When the best charity organization in the world calls on us for help, why do we use COVID-19 as an excuse to ignore its pleas?
Maybe you saw us blocking the door at Whole Foods, or maybe you saw us dancing at the Santa Monica Pier. Maybe you even heard us loudly telling “dad jokes” in Old Pasadena, and maybe you skated by unseen. I am a face-to-face fundraiser for Doctors Without Borders, otherwise known as Medecins sans Frontier (MSF).
Since 1971, MSF has provided free medical care for those who have absolutely no access to such “luxuries” that we take for granted. Doctors and nurses go to war zones, impoverished nations, and natural disaster areas to make sure those in their greatest hour of need get medical care. I like to call them real-life Superhero Angels, sent to Earth to heal the sick and wounded.
OK, let’s try to NOT talk about the pandemic for just one more paragraph, please.

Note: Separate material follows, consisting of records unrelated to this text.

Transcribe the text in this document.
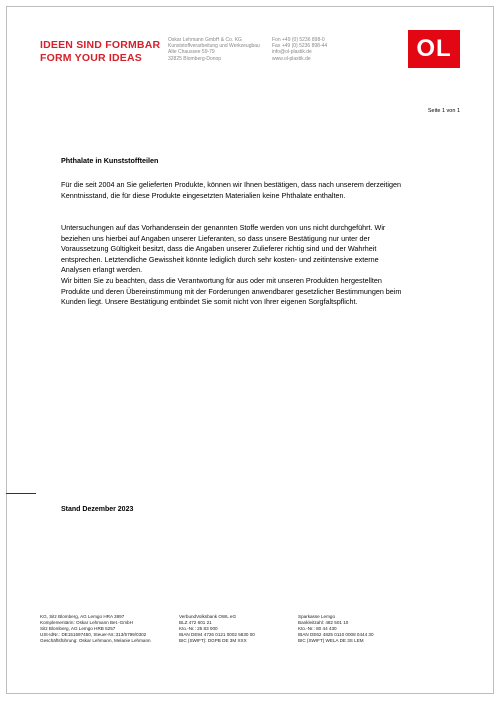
IDEEN SIND FORMBAR
FORM YOUR IDEAS
Oskar Lehmann GmbH & Co. KG
Kunststoffverarbeitung und Werkzeugbau
Alte Chaussee 59-79
32825 Blomberg-Donop
Fon +49 (0) 5236 898-0
Fax +49 (0) 5236 898-44
info@ol-plastik.de
www.ol-plastik.de	OL
Seite 1 von 1
Phthalate in Kunststoffteilen
Für die seit 2004 an Sie gelieferten Produkte, können wir Ihnen bestätigen, dass nach unserem derzeitigen
Kenntnisstand, die für diese Produkte eingesetzten Materialien keine Phthalate enthalten.
Untersuchungen auf das Vorhandensein der genannten Stoffe werden von uns nicht durchgeführt. Wir
beziehen uns hierbei auf Angaben unserer Lieferanten, so dass unsere Bestätigung nur unter der
Voraussetzung Gültigkeit besitzt, dass die Angaben unserer Zulieferer richtig sind und der Wahrheit
entsprechen. Letztendliche Gewissheit könnte lediglich durch sehr kosten- und zeitintensive externe
Analysen erlangt werden.
Wir bitten Sie zu beachten, dass die Verantwortung für aus oder mit unseren Produkten hergestellten
Produkte und deren Übereinstimmung mit der Forderungen anwendbarer gesetzlicher Bestimmungen beim
Kunden liegt. Unsere Bestätigung entbindet Sie somit nicht von Ihrer eigenen Sorgfaltspflicht.
Stand Dezember 2023
KG, Sitz Blomberg, AG Lemgo HRA 3897
Komplementärin: Oskar Lehmann Bet.-GmbH
Sitz Blomberg, AG Lemgo HRB 5257
USt-IdNr.: DE151697450, Steuer-Nr.:313/5799/0302
Geschäftsführung: Oskar Lehmann, Melanie Lehmann
VerbundVolksbank OWL eG
BLZ 472 601 21
Kto.-Nr.: 25 83 000
IBAN DE94 4726 0121 0002 5830 00
BIC (SWIFT): DGPB DE 3M XXX
Sparkasse Lemgo
Bankleitzahl: 482 501 10
Kto.-Nr.: 80 44 430
IBAN DE62 4825 0110 0008 0444 30
BIC (SWIFT) WELA DE 3S LEM
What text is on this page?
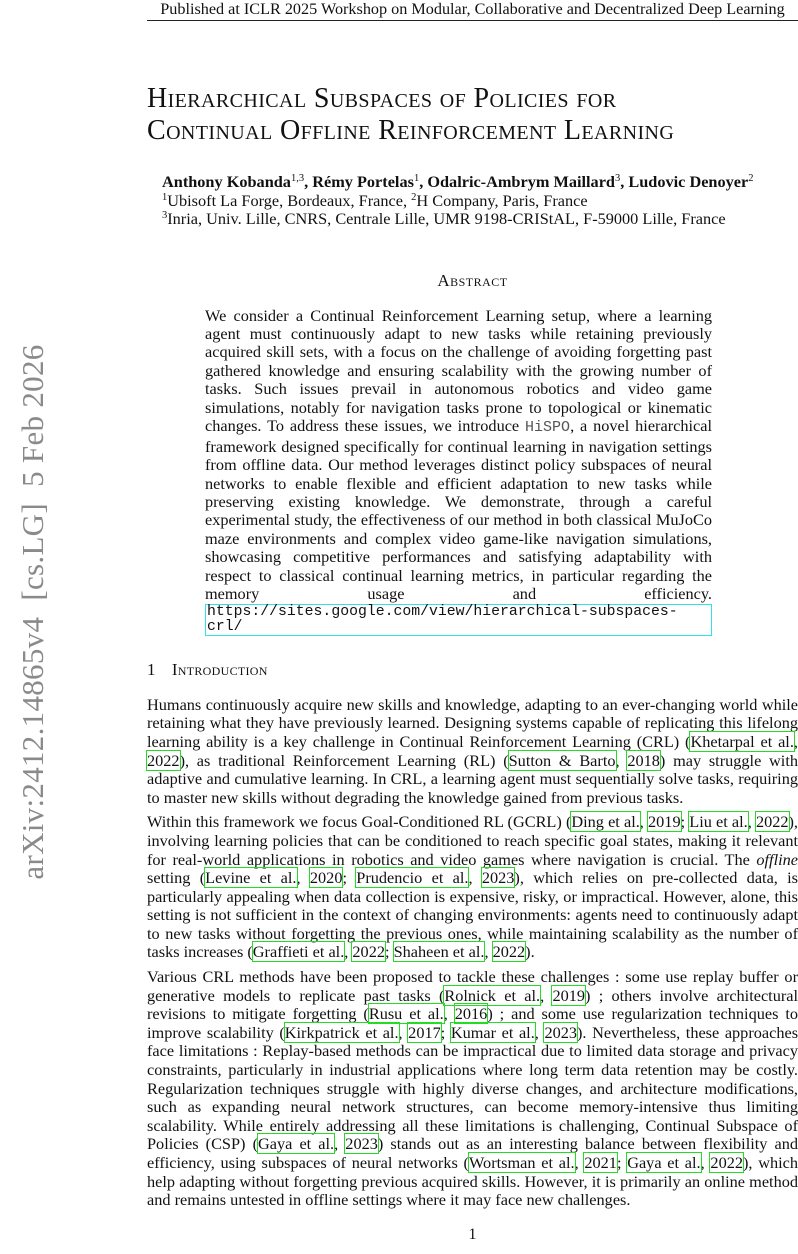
arXiv:2412.14865v4  [cs.LG]  5 Feb 2026
Published at ICLR 2025 Workshop on Modular, Collaborative and Decentralized Deep Learning
Hierarchical Subspaces of Policies for
Continual Offline Reinforcement Learning
Anthony Kobanda$^{1,3}$, Rémy Portelas$^1$, Odalric-Ambrym Maillard$^3$, Ludovic Denoyer$^2$
$^1$Ubisoft La Forge, Bordeaux, France, $^2$H Company, Paris, France
$^3$Inria, Univ. Lille, CNRS, Centrale Lille, UMR 9198-CRIStAL, F-59000 Lille, France
Abstract
We consider a Continual Reinforcement Learning setup, where a learning agent must continuously adapt to new tasks while retaining previously acquired skill sets, with a focus on the challenge of avoiding forgetting past gathered knowledge and ensuring scalability with the growing number of tasks. Such issues prevail in autonomous robotics and video game simulations, notably for navigation tasks prone to topological or kinematic changes. To address these issues, we introduce HiSPO, a novel hierarchical framework designed specifically for continual learning in navigation settings from offline data. Our method leverages distinct policy subspaces of neural networks to enable flexible and efficient adaptation to new tasks while preserving existing knowledge. We demonstrate, through a careful experimental study, the effectiveness of our method in both classical MuJoCo maze environments and complex video game-like navigation simulations, showcasing competitive performances and satisfying adaptability with respect to classical continual learning metrics, in particular regarding the memory usage and efficiency. https://sites.google.com/view/hierarchical-subspaces-crl/
1 Introduction

Humans continuously acquire new skills and knowledge, adapting to an ever-changing world while retaining what they have previously learned. Designing systems capable of replicating this lifelong learning ability is a key challenge in Continual Reinforcement Learning (CRL) (Khetarpal et al., 2022), as traditional Reinforcement Learning (RL) (Sutton & Barto, 2018) may struggle with adaptive and cumulative learning. In CRL, a learning agent must sequentially solve tasks, requiring to master new skills without degrading the knowledge gained from previous tasks.

Within this framework we focus Goal-Conditioned RL (GCRL) (Ding et al., 2019; Liu et al., 2022), involving learning policies that can be conditioned to reach specific goal states, making it relevant for real-world applications in robotics and video games where navigation is crucial. The offline setting (Levine et al., 2020; Prudencio et al., 2023), which relies on pre-collected data, is particularly appealing when data collection is expensive, risky, or impractical. However, alone, this setting is not sufficient in the context of changing environments: agents need to continuously adapt to new tasks without forgetting the previous ones, while maintaining scalability as the number of tasks increases (Graffieti et al., 2022; Shaheen et al., 2022).

Various CRL methods have been proposed to tackle these challenges : some use replay buffer or generative models to replicate past tasks (Rolnick et al., 2019) ; others involve architectural revisions to mitigate forgetting (Rusu et al., 2016) ; and some use regularization techniques to improve scalability (Kirkpatrick et al., 2017; Kumar et al., 2023). Nevertheless, these approaches face limitations : Replay-based methods can be impractical due to limited data storage and privacy constraints, particularly in industrial applications where long term data retention may be costly. Regularization techniques struggle with highly diverse changes, and architecture modifications, such as expanding neural network structures, can become memory-intensive thus limiting scalability. While entirely addressing all these limitations is challenging, Continual Subspace of Policies (CSP) (Gaya et al., 2023) stands out as an interesting balance between flexibility and efficiency, using subspaces of neural networks (Wortsman et al., 2021; Gaya et al., 2022), which help adapting without forgetting previous acquired skills. However, it is primarily an online method and remains untested in offline settings where it may face new challenges.

1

Did you know that women are still dying from preventable causes during childbirth? Actually, every day about 800 women lose their lives because they can neither find nor afford proper care before, during and after pregnancy. That is why MSF has set up mobile work stations and hospitals all over the world; specifically to find these women and children and provide life-saving care.
Unfortunately, earlier this month there was an attack on an MSF-sponsored maternity ward in Kabul, Afghanistan. Why would anyone attack a maternity ward? Who can say? What we do know is there are parts of this world dealing daily with extreme, senseless acts of bloody violence and unwarranted attacks.

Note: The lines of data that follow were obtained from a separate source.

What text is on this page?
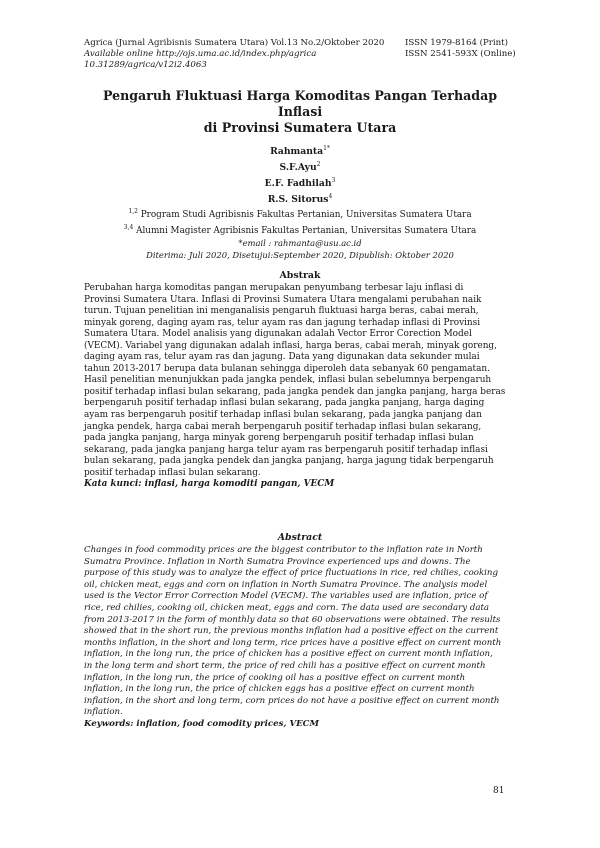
Agrica (Jurnal Agribisnis Sumatera Utara) Vol.13 No.2/Oktober 2020
Available online http://ojs.uma.ac.id/index.php/agrica
10.31289/agrica/v12i2.4063
ISSN 1979-8164 (Print)
ISSN 2541-593X (Online)
Pengaruh Fluktuasi Harga Komoditas Pangan Terhadap Inflasi
di Provinsi Sumatera Utara
Rahmanta$^{1*}$
S.F.Ayu$^2$
E.F. Fadhilah$^3$
R.S. Sitorus$^4$
$^{1,2}$ Program Studi Agribisnis Fakultas Pertanian, Universitas Sumatera Utara
$^{3,4}$ Alumni Magister Agribisnis Fakultas Pertanian, Universitas Sumatera Utara
*email : rahmanta@usu.ac.id
Diterima: Juli 2020, Disetujui:September 2020, Dipublish: Oktober 2020
Abstrak
Perubahan harga komoditas pangan merupakan penyumbang terbesar laju inflasi di
Provinsi Sumatera Utara. Inflasi di Provinsi Sumatera Utara mengalami perubahan naik
turun. Tujuan penelitian ini menganalisis pengaruh fluktuasi harga beras, cabai merah,
minyak goreng, daging ayam ras, telur ayam ras dan jagung terhadap inflasi di Provinsi
Sumatera Utara. Model analisis yang digunakan adalah Vector Error Corection Model
(VECM). Variabel yang digunakan adalah inflasi, harga beras, cabai merah, minyak goreng,
daging ayam ras, telur ayam ras dan jagung. Data yang digunakan data sekunder mulai
tahun 2013-2017 berupa data bulanan sehingga diperoleh data sebanyak 60 pengamatan.
Hasil penelitian menunjukkan pada jangka pendek, inflasi bulan sebelumnya berpengaruh
positif terhadap inflasi bulan sekarang, pada jangka pendek dan jangka panjang, harga beras
berpengaruh positif terhadap inflasi bulan sekarang, pada jangka panjang, harga daging
ayam ras berpengaruh positif terhadap inflasi bulan sekarang, pada jangka panjang dan
jangka pendek, harga cabai merah berpengaruh positif terhadap inflasi bulan sekarang,
pada jangka panjang, harga minyak goreng berpengaruh positif terhadap inflasi bulan
sekarang, pada jangka panjang harga telur ayam ras berpengaruh positif terhadap inflasi
bulan sekarang, pada jangka pendek dan jangka panjang, harga jagung tidak berpengaruh
positif terhadap inflasi bulan sekarang.
Kata kunci: inflasi, harga komoditi pangan, VECM
Abstract
Changes in food commodity prices are the biggest contributor to the inflation rate in North
Sumatra Province. Inflation in North Sumatra Province experienced ups and downs. The
purpose of this study was to analyze the effect of price fluctuations in rice, red chilies, cooking
oil, chicken meat, eggs and corn on inflation in North Sumatra Province. The analysis model
used is the Vector Error Correction Model (VECM). The variables used are inflation, price of
rice, red chilies, cooking oil, chicken meat, eggs and corn. The data used are secondary data
from 2013-2017 in the form of monthly data so that 60 observations were obtained. The results
showed that in the short run, the previous months inflation had a positive effect on the current
months inflation, in the short and long term, rice prices have a positive effect on current month
inflation, in the long run, the price of chicken has a positive effect on current month inflation,
in the long term and short term, the price of red chili has a positive effect on current month
inflation, in the long run, the price of cooking oil has a positive effect on current month
inflation, in the long run, the price of chicken eggs has a positive effect on current month
inflation, in the short and long term, corn prices do not have a positive effect on current month
inflation.
Keywords: inflation, food comodity prices, VECM
81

So, back to COVID-19ology, with stay-at-home orders in place in Southern California I quickly became a virtual fundraiser, one who works from home. To no one’s surprise, volunteer doctors still need help with medical supplies. As a result, many like me make hundreds of calls a day to educate and convince folks to become field partners of MSF. This involves giving $25 each month to quite literally save lives.
The excuses are always the same; “I don’t have time.” “I don’t have money.” “I don’t give over the phone.” The list goes on and on, but here are two that make my blood boil: “I can’t give up my money because we are in a pandemic.” And, “I can’t give to you, because I give locally and that’s better for me.”

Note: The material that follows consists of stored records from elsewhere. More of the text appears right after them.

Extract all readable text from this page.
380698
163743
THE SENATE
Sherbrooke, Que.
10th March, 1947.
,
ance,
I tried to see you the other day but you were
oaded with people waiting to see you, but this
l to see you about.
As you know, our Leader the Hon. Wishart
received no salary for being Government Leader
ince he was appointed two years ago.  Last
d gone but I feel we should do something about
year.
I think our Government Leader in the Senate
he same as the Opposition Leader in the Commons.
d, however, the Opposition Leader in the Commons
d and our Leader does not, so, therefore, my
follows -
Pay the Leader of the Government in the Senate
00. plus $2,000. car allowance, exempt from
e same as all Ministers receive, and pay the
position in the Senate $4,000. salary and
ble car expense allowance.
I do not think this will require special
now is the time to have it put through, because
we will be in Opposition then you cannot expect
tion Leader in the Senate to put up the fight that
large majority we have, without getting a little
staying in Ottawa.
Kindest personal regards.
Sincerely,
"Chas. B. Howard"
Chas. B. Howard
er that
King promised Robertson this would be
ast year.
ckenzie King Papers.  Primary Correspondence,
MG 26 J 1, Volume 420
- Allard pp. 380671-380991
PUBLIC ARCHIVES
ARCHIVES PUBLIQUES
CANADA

First, the fact that we are in a pandemic is probably the greatest reason to give to a charity that provides free medical care. I know you are furloughed. I know you might have a job that may not be there next month. But is $25 going to stop you from keeping your lights on? No, but it is going to provide a month’s supply of protective gloves for up to 10 medics.
You want this pandemic to end? MSF does too — and you don’t even have to risk your life to stop it. The doctors and nurses will do that for you, for us.
So let’s get local for a moment. I love supporting local businesses and causes. You become a useful part of the community and are able to watch the positive result. Just tell me who was supposed to give the equivalent of $25 locally for securing those 24 patients that lost their lives in that maternity ward attack in Kabul? Do you think that people living in that region are able to help each other out if MSF even has to be there? Not every place on Earth has people like us living locally.
And some icing on the cake, MSF is now fairly local. Because the US does not seem to know how to provide free medical care, especially to its housing insecure population, MSF has officially stepped in. MSF recently set up shower trailers, handwashing stations, and passed out 1,000 mobile phones to vulnerable New Yorkers who lack the technology to contact emergency services.
If anyone can’t see how giving to Doctors Without Borders is the solution to ending this pandemic, keep hiding $25 under your mattress every month for the second wave of COVID-19.